The potential of an old drug to fight cancer
Cancer remains the second leading cause of death in the world, and finding new treatments stays an expensive and time-consuming challenge. Drug repositioning, i.e. identifying new uses of current drugs, may offer certain advantages in terms of cost and time over developing completely novel drugs.
Clofazimine, a promising molecule for breast cancer
Clofazimine has been used to treat leprosy for fifty years. Recent research from the team of Prof. Vladimir Katanaev has revealed the potential of this old medication to treat an aggressive breast cancer called triple negative breast cancer. Their pre-clinical tests showed that clofazimine works by inhibiting a signaling pathway activated in many cancers, the Wnt pathway.
A potential effect on some other cancers
Driven by this first promising step, researchers of Prof. Vladimir Katanaev laboratory tested the impact of clofazimine on four other deadly cancers, where the Wnt signaling pathway is also aberrantly activated. As described in their recent article in Frontiers in Oncology, scientists discovered that this molecule reduces cancer cell growth and survival in some, but not all other cancer cell lines (see Figure below). Clofazimine appeared to have strong effects on cancer cell lines, where Wnt signaling was more strongly overactivated.

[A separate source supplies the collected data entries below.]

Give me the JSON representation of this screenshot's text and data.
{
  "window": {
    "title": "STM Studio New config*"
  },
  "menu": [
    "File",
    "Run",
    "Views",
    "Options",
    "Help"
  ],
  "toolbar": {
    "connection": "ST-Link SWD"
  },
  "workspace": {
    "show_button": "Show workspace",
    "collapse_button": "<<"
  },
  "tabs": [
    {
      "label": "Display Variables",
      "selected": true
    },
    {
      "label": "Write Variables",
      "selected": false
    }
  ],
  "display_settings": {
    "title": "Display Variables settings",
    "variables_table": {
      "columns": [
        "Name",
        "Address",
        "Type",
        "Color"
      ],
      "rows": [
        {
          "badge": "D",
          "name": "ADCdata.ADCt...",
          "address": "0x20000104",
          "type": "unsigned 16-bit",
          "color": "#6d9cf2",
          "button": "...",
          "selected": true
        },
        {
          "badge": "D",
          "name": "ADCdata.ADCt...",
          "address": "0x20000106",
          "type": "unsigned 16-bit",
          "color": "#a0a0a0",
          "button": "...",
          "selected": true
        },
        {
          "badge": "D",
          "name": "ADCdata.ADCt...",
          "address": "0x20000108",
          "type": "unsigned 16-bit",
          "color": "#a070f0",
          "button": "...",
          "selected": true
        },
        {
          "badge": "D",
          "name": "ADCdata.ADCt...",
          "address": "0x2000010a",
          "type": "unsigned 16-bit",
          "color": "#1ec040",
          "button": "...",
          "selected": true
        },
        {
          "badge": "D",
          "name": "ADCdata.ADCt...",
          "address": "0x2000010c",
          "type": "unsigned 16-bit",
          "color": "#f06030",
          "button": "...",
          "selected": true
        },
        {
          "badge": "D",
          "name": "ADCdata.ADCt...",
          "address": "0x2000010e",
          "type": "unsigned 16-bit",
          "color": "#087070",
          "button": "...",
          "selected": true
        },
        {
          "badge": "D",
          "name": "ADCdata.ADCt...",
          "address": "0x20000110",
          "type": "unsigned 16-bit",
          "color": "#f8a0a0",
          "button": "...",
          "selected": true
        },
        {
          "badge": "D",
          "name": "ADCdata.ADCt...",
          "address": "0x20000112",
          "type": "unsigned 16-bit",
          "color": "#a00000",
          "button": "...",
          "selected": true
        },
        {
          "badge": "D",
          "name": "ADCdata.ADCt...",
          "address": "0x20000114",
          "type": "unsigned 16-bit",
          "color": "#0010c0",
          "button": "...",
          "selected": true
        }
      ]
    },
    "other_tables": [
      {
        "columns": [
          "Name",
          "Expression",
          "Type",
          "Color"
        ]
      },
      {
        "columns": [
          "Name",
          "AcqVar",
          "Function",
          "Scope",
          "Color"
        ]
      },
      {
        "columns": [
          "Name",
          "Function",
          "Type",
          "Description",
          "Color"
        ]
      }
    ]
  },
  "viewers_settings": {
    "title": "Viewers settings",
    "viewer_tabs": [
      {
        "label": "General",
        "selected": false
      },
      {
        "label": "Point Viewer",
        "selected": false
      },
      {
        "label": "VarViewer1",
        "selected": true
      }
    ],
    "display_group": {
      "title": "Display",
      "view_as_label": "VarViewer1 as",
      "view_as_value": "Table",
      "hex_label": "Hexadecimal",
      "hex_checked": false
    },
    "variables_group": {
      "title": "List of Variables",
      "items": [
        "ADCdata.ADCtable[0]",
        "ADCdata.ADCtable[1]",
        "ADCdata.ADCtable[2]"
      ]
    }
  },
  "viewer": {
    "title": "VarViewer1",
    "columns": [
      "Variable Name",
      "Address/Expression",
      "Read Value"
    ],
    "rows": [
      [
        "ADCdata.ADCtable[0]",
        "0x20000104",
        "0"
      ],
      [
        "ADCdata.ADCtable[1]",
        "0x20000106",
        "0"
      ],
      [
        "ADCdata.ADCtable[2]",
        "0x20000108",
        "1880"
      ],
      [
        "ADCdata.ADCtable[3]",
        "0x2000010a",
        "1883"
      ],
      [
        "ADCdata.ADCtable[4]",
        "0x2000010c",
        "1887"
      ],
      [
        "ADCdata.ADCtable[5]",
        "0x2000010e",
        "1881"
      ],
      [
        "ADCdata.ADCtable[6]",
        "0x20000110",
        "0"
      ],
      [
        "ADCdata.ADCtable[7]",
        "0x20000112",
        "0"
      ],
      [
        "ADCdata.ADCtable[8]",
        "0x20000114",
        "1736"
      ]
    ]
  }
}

Clofazimine decreases cell growth in some cancer cell lines of colorectal, liver, ovarian and brain tumors, with higher decreases in cell lines where the Wnt signaling pathway is more strongly overactivated.
What’s next?
This work lays the ground for continued repositioning of clofazimine against a broad range of Wnt-dependent cancers and creates the basis for patient stratification in eventual clinical trials. To find a molecule targeting even more specifically this pathway, the research team is now planning to discover the exact molecular mechanisms by which clofazimine acts on cancer cells.